Ein Embargo für russisches Öl in der EU wird immer wahrscheinlicher: Medienberichten zufolge haben Länder wie Österreich und die Slowakei ihr Veto zurückgezogen. Ausschlaggebend sei laut einem hochrangigen EU-Diplomaten, dass die deutsche Bundesregierung bei einem Embargo nicht mehr länger auf der Bremse stehen würde.
Bundesaußenministerin Annalena Baerbock bestätigte in der ARD, dass Deutschland einem Ölembargo zustimme. Berlin habe sich in den jüngsten Vorgesprächen zu einem sechsten Sanktionspaket klar für einen Einfuhrstopp ausgesprochen. Bei der Suche nach alternativen Öllieferanten war Deutschland zuletzt erfolgreich.
Ungarn weiterhin gegen Öl-Embargo der EU
Trotz zunehmender Rufe in der Europäischen Union nach einem Stopp russischer Öl- und Gasimporte hält allerdings Ungarn offenbar an seinem Widerstand dagegen fest. "Die ungarische Haltung hinsichtlich eines Öl- und Gasembargos hat sich nicht geändert: Wir unterstützen dies nicht", antwortet am Montagfrüh ein Sprecher der Regierung in Budapest in einer E-Mail auf eine Anfrage der Nachrichtenagentur Reuters und dementiert damit eine anderslautende Meldung. In Brüssel wollen die EU-Energieminister heute debattieren, ob ein Ölembargo Teil des sechsten Sanktionspakets gegen Russland sein soll.
Diplomaten: Schrittweiser Übergang geplant
Der neue Sanktionstext könnte den Mitgliedstaaten bereits am Mittwoch vorgelegt werden, hieß es aus Diplomatenkreisen weiter. Um noch skeptische Mitgliedstaaten zu überzeugen, ist demnach eine schrittweise Umsetzung des Importstopps vorgesehen.

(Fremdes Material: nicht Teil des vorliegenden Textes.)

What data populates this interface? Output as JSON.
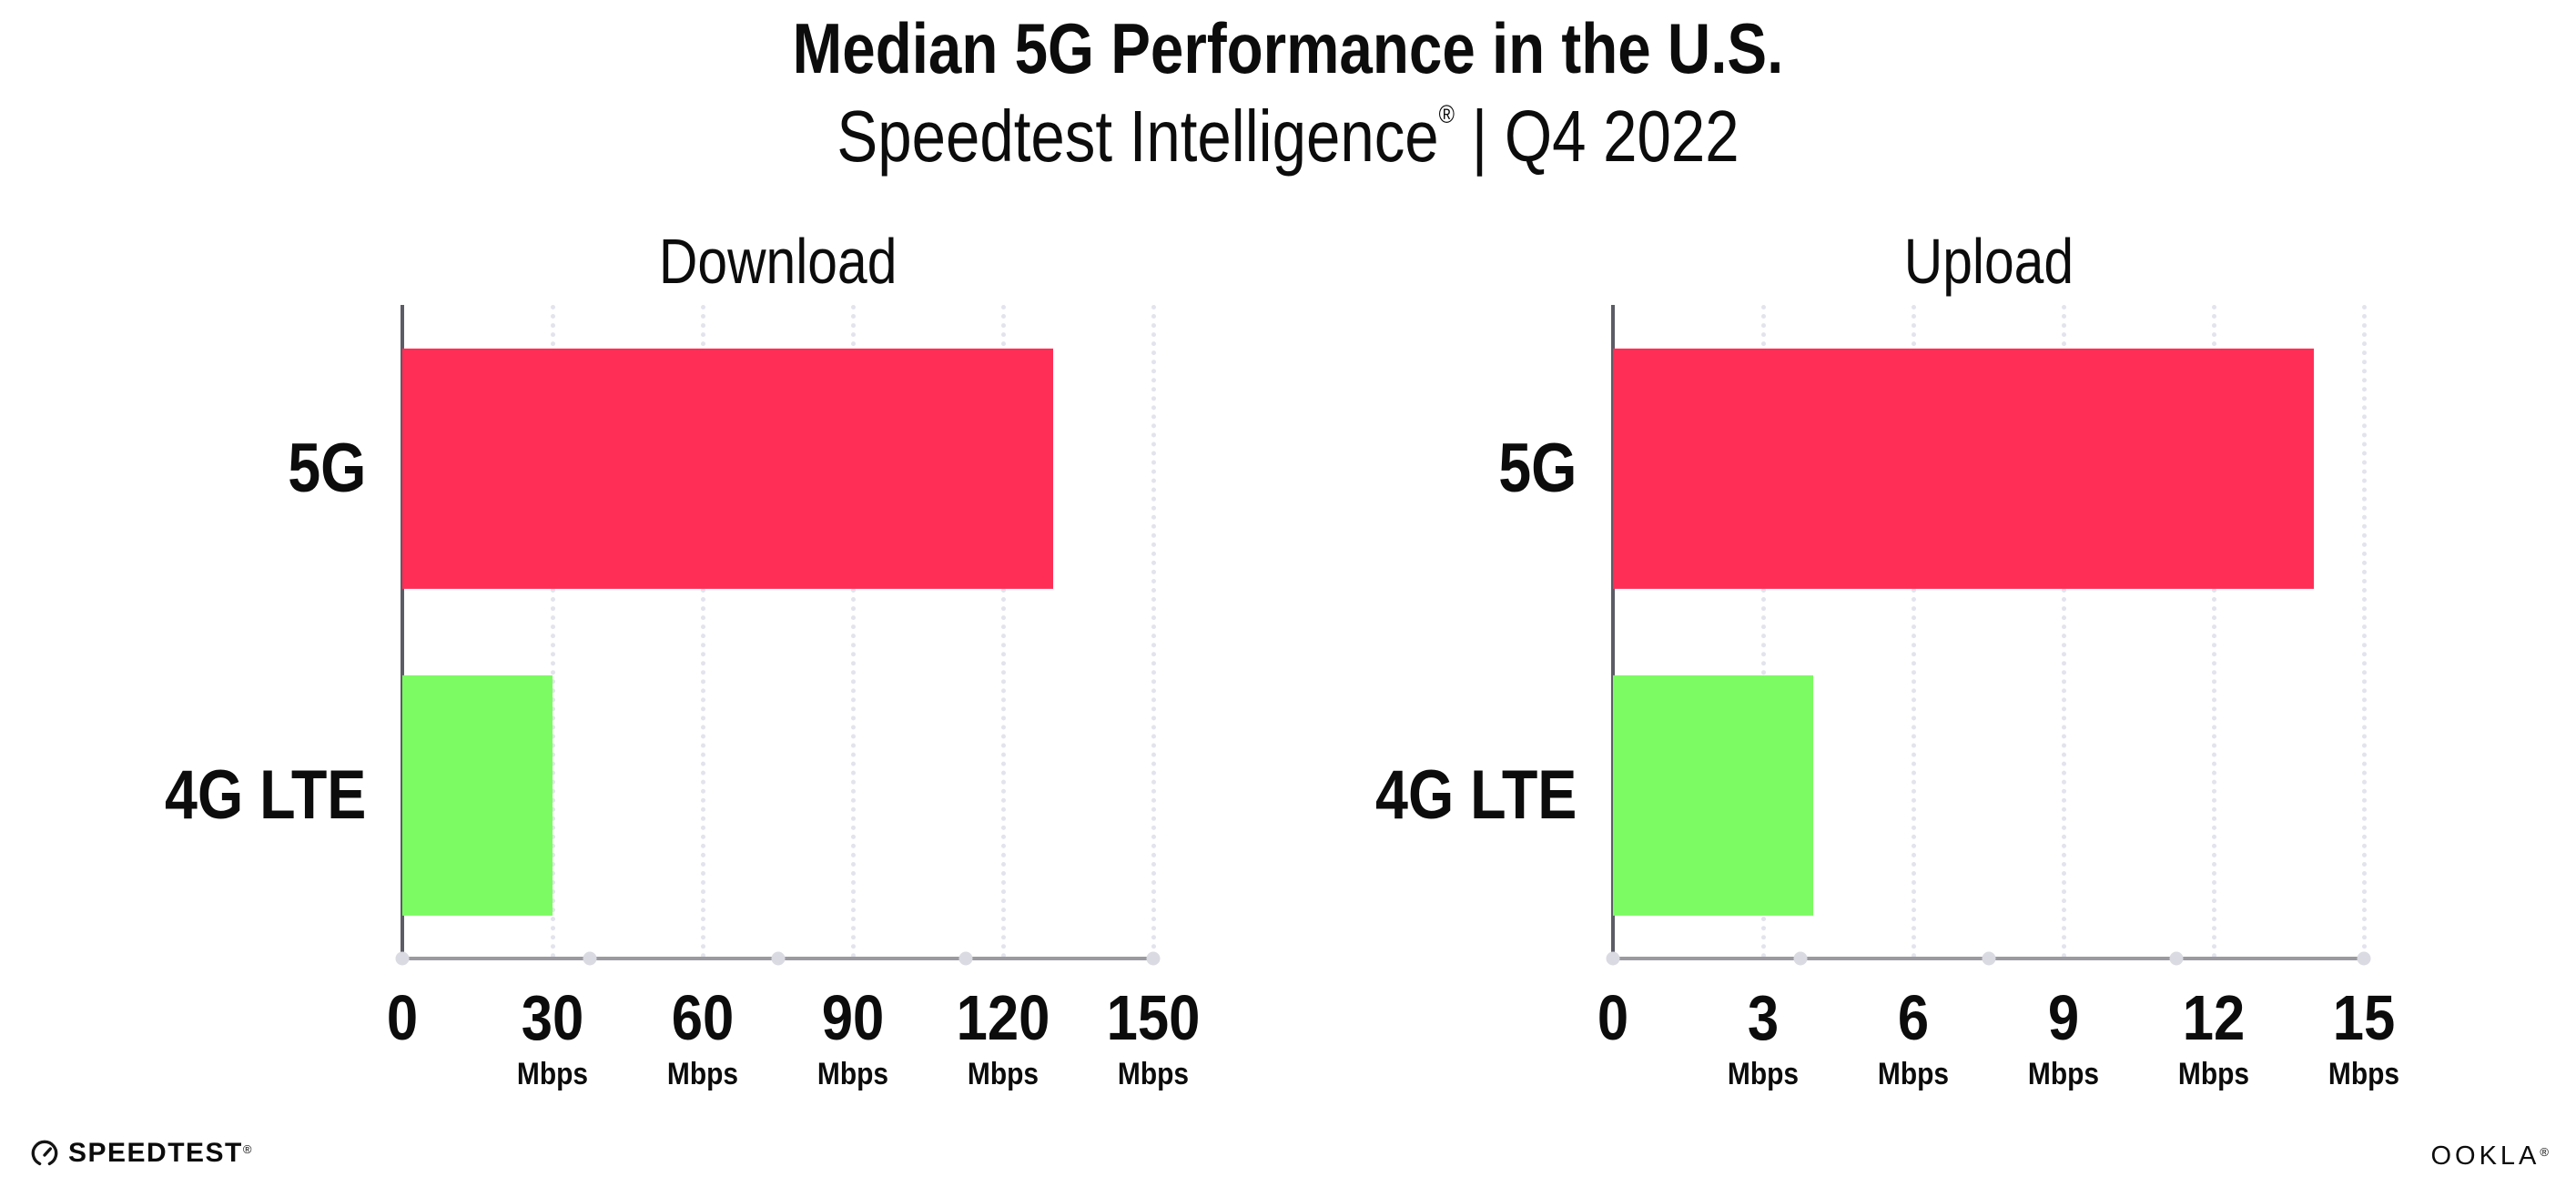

So soll den EU-Mitgliedstaaten sechs bis acht Monate Zeit gegeben werden, ihre Bezugsquellen für Öl zu diversifizieren.
Außenministerin Baerbock bekräftigte in der ARD Deutschlands Zustimmung. Man habe vor einigen Wochen noch gewusst, dass man sofortige Energiesanktionen keinen Monat hätte durchhalten können, sagt die Grünen-Politikerin. Aber nun habe man sich vorbereitet, weil man Sanktionen gegen Russland im Zweifel auch jahrelang durchhalten können müsse. "Wir werben auch innerhalb der EU dafür, jetzt im sechsten Sanktionspakt der EU den Ölausstieg als Europa gemeinsam zu gehen", fügte sie hinzu.
In mehreren EU-Hauptstädten wurde ein Öl-Embargo bislang kritisch gesehen. Befürchtet wurden noch stärker steigende Treibstoffpreise. "Wir müssen mit Blick auf die Marktreaktion sehr wachsam sein", sagte ein EU-Vertreter, der anonym bleiben wollte, der Nachrichtenagentur AFP. Es gebe Lösungen, um letztlich ein Importverbot umzusetzen. "Aber wir müssen mit großer Umsicht vorgehen."
Russland exportiert rund zwei Drittel seines Öls in die EU. Befürworter eines Embargos argumentieren, dass Russland durch einen solchen Schritt eine wichtige Einnahmequelle abhandenkäme, die es zur Finanzierung seines Kriegs in der Ukraine benötigt.
Habeck: Abhängigkeit von russischer Energie deutlich reduziert
Die EU-Kommission führte am Wochenende Gespräche mit Vertretern der besonders skeptischen Mitgliedstaaten sowie mit Vertretern der internationalen Energiebehörde und US-Vertretern. Die EU-Energieminister wollen bei ihrem Sondertreffen am Montag über das Thema beraten.
Die Bundesregierung hat inzwischen angekündigt, sich bis Mitte 2024 von russischem Erdgas zu lösen. Bundeswirtschaftsminister Robert Habeck (Grüne) verwies am Sonntag auf eine bereits erfolgte Reduzierung der deutschen Abhängigkeit von russischer Energie. "Die Abhängigkeit beim Öl sinkt auf zwölf Prozent; bei Steinkohle sind wir bei etwa acht Prozent und bei Gas bei etwa 35 Prozent", erklärte er anlässlich der Vorstellung des zweiten Fortschrittsberichts Energiesicherheit.